More on my being wrong in a moment. First, I need you to watch a video. I’ll warn you now – it’s 30 minutes long. But this is where I give an impassioned plea: Take the time from your day – or your week – to watch this. It’s not just important to me…it’s important to millions of people around the world.
Another thing: Before you watch, try to forget – for at least 30 minutes – your political affiliation. Try your best to only think of yourself as a human. I know that can be tough for some, but critical thinking should be a part of life. Too often, we let stupid stuff get in our way of truly examining a topic and truly listening.
(Click here if the video isn’t showing up on this page.)
This speech made me realize that I was wrong. I’ve often thought and said something like, “If you don’t think gay people should be treated equally, move on.” But – as pointed out in this speech – that mindset gets us nowhere.
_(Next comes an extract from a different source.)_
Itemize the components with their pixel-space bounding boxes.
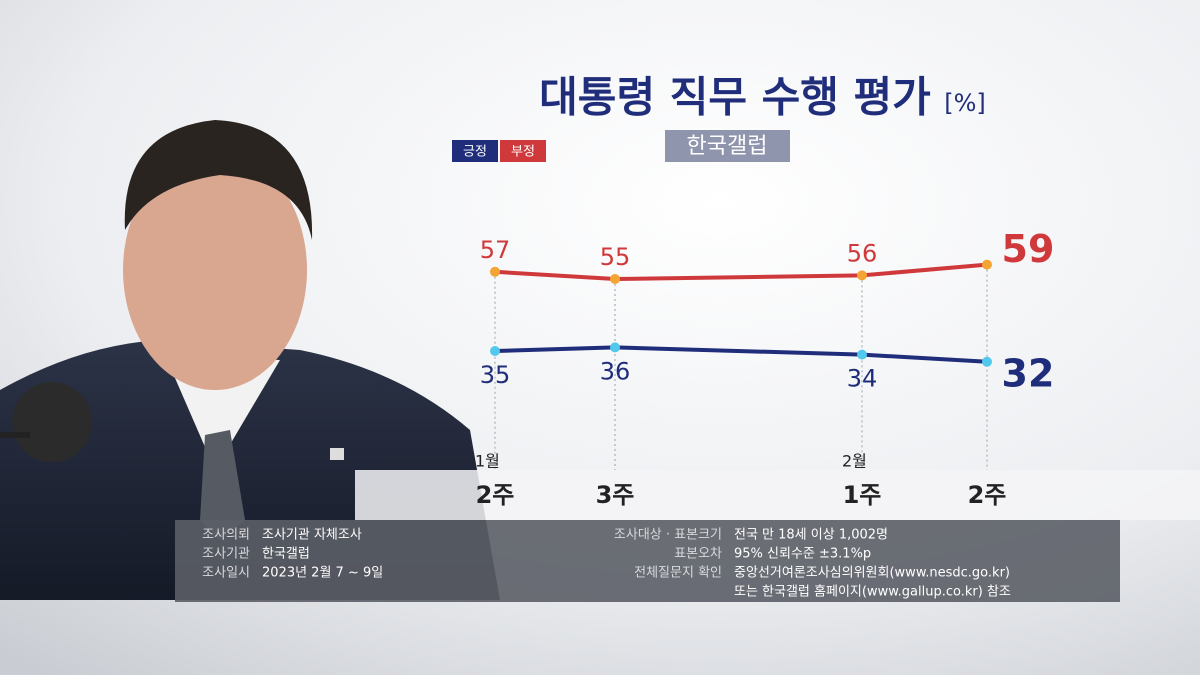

People don’t evolve by avoiding an issue. People evolve by facing an issue head on – not with a bullying creed like “my way or the highway,” but through level-headed discourse.
Too often, we don’t actually intellectually and independently discuss issues in our society. We’re afraid to leave our “box.” We’re afraid to walk even a step in someone else’s shoes. Instead, we spout off talking points provided by our parents or political party or religion. Too often, we’re afraid to stray from the line we’ve chosen to stand on. Too often, we’re worried that – if we truly examine an issue – we may see it’s not all that complex, after all. And – perhaps even worse than that – we will realize we were wrong.
Growing up, I was taught a very specific set of principles. I was essentially told “this is the way it is and anyone who believes otherwise – even just a little bit – is wrong.” I was told I would be faced with people who believed other things. I was told these people were meant to tempt me, to test me and – ultimately – to turn me. I was told these people were immoral. I was told these people were wrong.
But – as I got older – I found a group of critical thinkers, willing to consider issues outside the confines of their culture. I found people willing to help others who were different from them. I found people willing to learn from each other. I found diversity. And I found beauty in it.
I also realized the same people telling me all of those negative things were changing the rules based on what suited them. And although they told me to trust my instinct when it encouraged their beliefs, they told me to ignore it when it didn’t.
Now, more and more people seem to realize that this world is bigger than their antiquated interpretation of how life should be lived. And, interestingly, even more people have realized that those very same principles that once guided them were bogged down by years of bureaucracy and bigotry and fear. They’ve realized those principles actually encourage acceptance and love.
Over and over again, I hear people framing my generation negatively. They say we think we’re entitled. They say we’re not willing to work. They say we’re too busy playing in the online world to successfully navigate the real world. I’ve echoed these sentiments before and perhaps it’s true…for some of us. But does each generation not struggle with finding its identity? Does each generation not have diversity? Does each generation not have those who – for whatever reasons – do not succeed?
I know what many people in my generation do have: Honesty. Compassion. Acceptance.
So I was wrong. I won’t get anywhere with my family or friends by being silent or avoiding the issue. And – as pointed out in this speech – we won’t get anywhere in this country or this world by simply creating laws and avoiding awkward conversations.
We move minds forward by talking. By listening. By understanding.
We move minds forward by removing our partisan blinders and reexamining our personal beliefs.
We move minds forward by being fearless.